Classé dans : Humour, Littérature, Musique — Miklos @ 2:56

- Est-il vrai que la moitié des membres du Comité central est composée d’idiots ?
- Faux : la moitié d’entre eux ne sont pas des idiots.
 
- Quelle est la différence entre un conte de fée anglais et russe ?
- Le conte de fée anglais commence par « il était une fois », tandis que le conte russe commence par « un jour viendra ».
 
- Qu’est ce qu’est un duo soviétique ?
- Un quatuor après une tournée à l’étranger.
 
- Pourquoi les policiers patrouillent-ils trois par trois ?
- Les équipes sont choisies de telle sorte que l’un sache lire, l’autre sache écrire, et pour que le troisième surveille ces deux intellectuels.
 
- Qu’y a-t-il de permanent dans notre économie socialiste ?
- Les pénuries temporaires.
 
- On nous annonce que le communisme est à l’horizon. C’est quoi, l’horizon ?
- L’horizon est une ligne imaginaire qui s’éloigne à mesure qu’on s’en rapproche.

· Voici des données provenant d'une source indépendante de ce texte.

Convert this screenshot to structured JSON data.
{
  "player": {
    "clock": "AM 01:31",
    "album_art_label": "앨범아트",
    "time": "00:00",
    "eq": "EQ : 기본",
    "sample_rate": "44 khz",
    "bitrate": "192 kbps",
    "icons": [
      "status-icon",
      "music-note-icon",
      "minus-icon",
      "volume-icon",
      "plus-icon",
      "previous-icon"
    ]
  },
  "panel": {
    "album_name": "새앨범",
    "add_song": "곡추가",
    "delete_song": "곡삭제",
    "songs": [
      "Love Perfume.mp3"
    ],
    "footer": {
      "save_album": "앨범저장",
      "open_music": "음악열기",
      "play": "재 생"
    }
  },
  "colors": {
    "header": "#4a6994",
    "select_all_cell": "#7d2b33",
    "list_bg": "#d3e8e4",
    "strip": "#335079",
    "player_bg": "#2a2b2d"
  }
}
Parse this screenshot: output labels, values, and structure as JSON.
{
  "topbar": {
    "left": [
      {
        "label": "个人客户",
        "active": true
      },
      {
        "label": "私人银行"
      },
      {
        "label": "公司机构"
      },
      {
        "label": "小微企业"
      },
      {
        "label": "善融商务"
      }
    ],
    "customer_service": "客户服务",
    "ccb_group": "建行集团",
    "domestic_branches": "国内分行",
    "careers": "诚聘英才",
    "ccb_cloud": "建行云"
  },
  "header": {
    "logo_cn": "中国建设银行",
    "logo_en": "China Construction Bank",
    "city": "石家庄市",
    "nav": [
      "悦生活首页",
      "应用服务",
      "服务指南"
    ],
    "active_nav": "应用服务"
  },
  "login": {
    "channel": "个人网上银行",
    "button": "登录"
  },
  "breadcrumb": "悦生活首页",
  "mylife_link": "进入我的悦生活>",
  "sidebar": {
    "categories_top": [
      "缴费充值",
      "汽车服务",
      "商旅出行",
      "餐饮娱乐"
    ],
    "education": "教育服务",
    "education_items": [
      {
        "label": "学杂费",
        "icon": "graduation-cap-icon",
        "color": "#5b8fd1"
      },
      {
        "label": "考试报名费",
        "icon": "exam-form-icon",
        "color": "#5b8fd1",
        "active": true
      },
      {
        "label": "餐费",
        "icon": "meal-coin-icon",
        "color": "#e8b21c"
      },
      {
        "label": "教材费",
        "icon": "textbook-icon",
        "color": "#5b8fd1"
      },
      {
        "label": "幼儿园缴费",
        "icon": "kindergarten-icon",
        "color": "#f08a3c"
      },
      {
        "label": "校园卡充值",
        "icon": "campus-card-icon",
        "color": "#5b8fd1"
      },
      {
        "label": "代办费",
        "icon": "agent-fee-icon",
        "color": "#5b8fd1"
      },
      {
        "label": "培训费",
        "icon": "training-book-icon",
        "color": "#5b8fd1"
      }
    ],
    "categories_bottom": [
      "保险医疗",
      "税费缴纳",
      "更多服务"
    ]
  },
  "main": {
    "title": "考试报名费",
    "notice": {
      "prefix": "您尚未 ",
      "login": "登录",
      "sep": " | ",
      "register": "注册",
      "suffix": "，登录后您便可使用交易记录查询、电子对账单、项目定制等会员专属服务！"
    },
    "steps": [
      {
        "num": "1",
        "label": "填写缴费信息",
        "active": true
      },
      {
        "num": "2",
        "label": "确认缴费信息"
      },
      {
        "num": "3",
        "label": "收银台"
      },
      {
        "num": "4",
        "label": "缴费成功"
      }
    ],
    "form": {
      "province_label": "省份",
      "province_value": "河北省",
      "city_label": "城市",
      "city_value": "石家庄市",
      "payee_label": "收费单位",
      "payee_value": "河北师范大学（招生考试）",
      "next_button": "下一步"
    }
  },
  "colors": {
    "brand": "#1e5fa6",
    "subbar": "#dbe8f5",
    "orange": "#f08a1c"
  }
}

Radio Erevan n’est pas un média arménien (pays dont la capitale est Erevan), ni un média tout court : c’est une station mythique qui n’a émis que par le bouche-à-oreille, et qu’un genre de contenus, des blagues pince-sans-rire russes sur l’absurde de la vie sous le régime soviétique en URSS, suivant un modèle de question-réponse :

- Ici Radio Yerevan. Un de nos auditeurs demande : « Peut-on emballer un éléphant dans un journal ? »
- Nous répondons : « En principe oui, si c’est un numéro qui contient un discours de Khrouchtchev. »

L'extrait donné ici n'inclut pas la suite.